Dual mechanisms for the cross-sensory spread of attention: how much do learned associations matter?

The spread of attention-related processing across anatomically separated cortical regions plays an important role in the binding of an object's features, both within and across sensory modalities. We presented multiple exemplars of semantically congruent multisensory objects (e.g., dogs with barks) and semantically incongruent multisensory objects (e.g., guitars with barks) while recording high-density event-related potentials and tested whether highly learned associations among the multisensory features of well-known objects modulated the spread of attention from an attended visual stimulus to its paired, task-irrelevant sound.

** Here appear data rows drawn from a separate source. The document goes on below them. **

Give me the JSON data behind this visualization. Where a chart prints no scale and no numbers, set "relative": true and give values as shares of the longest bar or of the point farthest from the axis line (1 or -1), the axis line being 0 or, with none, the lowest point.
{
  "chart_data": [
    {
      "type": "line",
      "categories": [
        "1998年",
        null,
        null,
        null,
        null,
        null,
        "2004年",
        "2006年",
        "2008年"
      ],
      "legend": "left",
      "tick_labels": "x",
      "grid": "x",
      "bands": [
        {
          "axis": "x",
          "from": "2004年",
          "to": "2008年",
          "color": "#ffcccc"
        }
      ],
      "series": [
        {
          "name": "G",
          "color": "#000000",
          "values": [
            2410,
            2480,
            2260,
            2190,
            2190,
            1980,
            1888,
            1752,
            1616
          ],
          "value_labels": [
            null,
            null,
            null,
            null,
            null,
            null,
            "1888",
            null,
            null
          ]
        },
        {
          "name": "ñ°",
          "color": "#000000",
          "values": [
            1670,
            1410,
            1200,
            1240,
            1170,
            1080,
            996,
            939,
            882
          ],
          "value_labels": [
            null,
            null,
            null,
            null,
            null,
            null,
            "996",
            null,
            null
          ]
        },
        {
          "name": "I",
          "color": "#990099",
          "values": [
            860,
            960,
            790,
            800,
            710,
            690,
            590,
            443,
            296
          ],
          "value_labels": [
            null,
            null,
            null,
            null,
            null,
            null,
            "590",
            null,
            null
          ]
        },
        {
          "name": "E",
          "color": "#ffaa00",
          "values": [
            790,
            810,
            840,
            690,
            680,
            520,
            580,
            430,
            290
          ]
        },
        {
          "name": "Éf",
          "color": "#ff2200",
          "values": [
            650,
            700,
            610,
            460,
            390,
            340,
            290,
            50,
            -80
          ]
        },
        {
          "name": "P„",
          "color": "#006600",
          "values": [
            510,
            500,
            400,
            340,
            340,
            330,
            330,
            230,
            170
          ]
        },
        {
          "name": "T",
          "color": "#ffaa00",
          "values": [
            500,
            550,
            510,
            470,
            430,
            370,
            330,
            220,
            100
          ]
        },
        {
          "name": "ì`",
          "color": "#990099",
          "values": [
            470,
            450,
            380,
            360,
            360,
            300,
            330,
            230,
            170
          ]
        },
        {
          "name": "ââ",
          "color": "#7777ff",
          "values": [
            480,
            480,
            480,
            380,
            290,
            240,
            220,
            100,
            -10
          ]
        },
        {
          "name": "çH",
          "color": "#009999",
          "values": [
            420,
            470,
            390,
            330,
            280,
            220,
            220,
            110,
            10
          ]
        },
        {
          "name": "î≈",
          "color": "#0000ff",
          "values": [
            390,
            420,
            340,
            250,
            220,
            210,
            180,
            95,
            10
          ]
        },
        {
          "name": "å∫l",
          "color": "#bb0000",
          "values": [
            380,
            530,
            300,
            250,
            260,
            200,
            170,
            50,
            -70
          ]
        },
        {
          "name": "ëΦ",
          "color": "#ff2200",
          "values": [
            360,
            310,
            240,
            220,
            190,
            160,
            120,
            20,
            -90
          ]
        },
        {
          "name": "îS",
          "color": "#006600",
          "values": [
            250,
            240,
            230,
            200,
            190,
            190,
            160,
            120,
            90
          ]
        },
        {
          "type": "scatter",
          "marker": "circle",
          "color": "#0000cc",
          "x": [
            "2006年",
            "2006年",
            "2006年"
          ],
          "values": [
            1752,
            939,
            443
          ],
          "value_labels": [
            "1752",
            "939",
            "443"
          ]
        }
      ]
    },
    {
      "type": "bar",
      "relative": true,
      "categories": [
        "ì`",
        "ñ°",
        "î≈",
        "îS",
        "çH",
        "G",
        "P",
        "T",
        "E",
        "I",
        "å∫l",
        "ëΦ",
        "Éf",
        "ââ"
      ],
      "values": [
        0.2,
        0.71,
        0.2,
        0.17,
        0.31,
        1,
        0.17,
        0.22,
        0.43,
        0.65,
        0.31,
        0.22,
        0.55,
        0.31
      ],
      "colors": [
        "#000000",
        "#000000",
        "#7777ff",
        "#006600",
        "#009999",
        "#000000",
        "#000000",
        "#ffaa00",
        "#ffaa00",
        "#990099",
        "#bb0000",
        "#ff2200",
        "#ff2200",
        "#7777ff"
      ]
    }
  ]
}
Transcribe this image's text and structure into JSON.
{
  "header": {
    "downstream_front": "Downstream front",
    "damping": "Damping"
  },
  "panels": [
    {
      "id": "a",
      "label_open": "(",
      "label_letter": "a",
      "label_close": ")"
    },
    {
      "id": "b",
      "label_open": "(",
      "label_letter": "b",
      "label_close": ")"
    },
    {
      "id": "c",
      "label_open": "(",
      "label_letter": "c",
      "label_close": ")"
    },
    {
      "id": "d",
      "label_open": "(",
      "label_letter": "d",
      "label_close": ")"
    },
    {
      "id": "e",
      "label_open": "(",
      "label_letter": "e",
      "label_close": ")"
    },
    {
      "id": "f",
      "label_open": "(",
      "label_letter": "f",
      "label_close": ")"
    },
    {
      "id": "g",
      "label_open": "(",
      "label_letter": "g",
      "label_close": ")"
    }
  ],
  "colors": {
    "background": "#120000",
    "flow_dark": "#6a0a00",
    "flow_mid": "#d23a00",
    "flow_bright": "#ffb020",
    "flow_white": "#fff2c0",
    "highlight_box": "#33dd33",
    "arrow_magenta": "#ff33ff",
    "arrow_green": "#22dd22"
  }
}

Our findings distinguish dual mechanisms for the cross-sensory spread of attention: 1) a stimulus-driven spread of attention that occurs whenever a task-irrelevant sound is simultaneously presented with an attended visual stimulus, independent of highly learned associations, and 2) a representation-driven spread of attention that occurs in response to a task-irrelevant sound that is semantically congruent with a visual target and is therefore dependent on highly learned associations. The first mechanism is thought to reflect bottom-up feature binding, whereas the second mechanism is thought to reflect the top-down activation of a stored object representation that includes the well-known object's multisensory features. When a semantically congruent, task-irrelevant sound is simultaneously presented with a well-known visual target, the combined spread of attention through both mechanisms appears additive.